The EU recently released its proposed long-term regulations regarding misuse of AI. While these two proposals remain in draft form, the EU is also taking strong measures to rein in the potential misuse of AI.
The EU documents intend to secure (some might go so far as to say “force”) transparency when such technologies are used by commercial enterprises. However, on both sides of the pond, the issue of government use and misuse of the technologies remains a black hole. As previously mentioned, the FTC has no authority to go after governments, and EU regulations similarly include “carve-outs” for governmental use of the technologies. Since the EU’s documents are only proposed rules, it’s a bit too early to know how and what will be enforced.
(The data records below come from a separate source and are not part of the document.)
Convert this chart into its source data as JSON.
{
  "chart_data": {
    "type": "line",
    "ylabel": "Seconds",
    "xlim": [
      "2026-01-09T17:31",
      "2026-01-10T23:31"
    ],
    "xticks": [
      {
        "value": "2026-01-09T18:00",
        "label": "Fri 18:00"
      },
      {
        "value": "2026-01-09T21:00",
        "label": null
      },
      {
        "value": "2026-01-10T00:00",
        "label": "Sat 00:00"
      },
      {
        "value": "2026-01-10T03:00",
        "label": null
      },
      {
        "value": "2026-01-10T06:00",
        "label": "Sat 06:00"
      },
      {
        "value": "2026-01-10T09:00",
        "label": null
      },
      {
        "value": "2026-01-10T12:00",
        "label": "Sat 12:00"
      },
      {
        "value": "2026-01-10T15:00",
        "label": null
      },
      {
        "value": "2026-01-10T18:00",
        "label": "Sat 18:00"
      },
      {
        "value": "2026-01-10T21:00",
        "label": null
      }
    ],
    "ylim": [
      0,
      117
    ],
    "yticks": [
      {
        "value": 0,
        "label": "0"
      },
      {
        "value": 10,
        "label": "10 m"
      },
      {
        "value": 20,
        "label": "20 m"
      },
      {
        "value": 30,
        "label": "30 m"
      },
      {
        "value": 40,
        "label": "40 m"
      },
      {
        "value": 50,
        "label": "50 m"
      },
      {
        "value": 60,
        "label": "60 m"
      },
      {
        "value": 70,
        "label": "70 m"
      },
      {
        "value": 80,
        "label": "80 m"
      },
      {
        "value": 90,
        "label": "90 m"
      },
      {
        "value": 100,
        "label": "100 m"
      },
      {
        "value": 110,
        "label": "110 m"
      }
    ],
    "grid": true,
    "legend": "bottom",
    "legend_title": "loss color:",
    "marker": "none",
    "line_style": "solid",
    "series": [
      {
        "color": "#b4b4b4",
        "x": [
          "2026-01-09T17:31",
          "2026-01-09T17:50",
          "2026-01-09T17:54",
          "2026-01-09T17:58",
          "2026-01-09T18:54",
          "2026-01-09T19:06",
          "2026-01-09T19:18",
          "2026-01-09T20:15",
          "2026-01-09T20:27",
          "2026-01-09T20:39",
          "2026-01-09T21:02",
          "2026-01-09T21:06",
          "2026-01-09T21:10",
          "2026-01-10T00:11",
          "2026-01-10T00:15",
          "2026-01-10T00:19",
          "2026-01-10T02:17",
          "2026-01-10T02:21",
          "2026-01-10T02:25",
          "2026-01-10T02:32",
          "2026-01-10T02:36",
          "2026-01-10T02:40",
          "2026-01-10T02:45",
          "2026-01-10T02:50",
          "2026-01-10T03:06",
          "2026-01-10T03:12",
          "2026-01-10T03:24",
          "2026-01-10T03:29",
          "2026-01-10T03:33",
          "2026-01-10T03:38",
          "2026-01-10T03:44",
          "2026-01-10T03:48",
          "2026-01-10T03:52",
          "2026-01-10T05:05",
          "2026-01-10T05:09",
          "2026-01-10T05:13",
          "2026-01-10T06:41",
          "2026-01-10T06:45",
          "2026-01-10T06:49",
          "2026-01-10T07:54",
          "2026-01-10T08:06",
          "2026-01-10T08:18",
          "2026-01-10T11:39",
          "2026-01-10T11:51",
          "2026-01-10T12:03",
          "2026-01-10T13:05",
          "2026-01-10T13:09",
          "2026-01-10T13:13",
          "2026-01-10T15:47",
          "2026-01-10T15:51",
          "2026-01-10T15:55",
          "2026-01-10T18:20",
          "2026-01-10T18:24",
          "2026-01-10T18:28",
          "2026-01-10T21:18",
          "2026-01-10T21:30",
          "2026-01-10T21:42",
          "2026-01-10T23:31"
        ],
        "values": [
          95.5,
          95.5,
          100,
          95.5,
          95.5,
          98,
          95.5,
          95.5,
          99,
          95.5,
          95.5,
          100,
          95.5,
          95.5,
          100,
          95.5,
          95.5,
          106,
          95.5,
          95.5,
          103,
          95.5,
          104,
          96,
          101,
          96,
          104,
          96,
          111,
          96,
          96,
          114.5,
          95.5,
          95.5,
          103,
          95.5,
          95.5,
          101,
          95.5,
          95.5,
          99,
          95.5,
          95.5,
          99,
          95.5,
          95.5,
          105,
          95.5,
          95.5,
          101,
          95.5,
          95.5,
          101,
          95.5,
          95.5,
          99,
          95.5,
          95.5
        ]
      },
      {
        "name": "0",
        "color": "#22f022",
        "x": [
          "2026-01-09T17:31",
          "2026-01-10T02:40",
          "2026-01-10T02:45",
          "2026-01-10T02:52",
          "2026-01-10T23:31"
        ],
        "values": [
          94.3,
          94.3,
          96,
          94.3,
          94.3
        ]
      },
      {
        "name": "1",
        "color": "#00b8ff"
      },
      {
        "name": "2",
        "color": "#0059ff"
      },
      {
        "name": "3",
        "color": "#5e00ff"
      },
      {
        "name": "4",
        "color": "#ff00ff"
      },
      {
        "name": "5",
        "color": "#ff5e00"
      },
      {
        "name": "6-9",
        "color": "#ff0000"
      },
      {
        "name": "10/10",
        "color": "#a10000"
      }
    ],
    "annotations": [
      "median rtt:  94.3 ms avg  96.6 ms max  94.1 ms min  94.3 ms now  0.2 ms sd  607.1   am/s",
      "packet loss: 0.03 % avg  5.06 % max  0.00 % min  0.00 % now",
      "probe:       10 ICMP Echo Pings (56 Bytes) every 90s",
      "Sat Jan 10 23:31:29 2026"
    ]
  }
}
Either way, AI is here to stay. But it’s important to remember that AI has no conscience. It’s also only as good and reliable as the data it uses to generate results. How the math is computed, and how the elements critical to the calculations are weighted to yield results also remain a mystery — thus the repeated calls for transparency. Lastly, anyone who says that AI isn’t biased is wrong. AI is inherently and definitely biased. As such, it’s not a question of no bias. It’s a matter of identifying the bias and managing to and around it. The assumption that bias doesn’t exist is nothing short of unrealistic.
AI is, can be, and will continue to be a powerful tool. But like so many things, without human understanding of how the underlying algorithms work and what the built-in biases are, the results are likely to be suspect at best, and acutely harmful at worst. Governments across the world are taking notice, and action.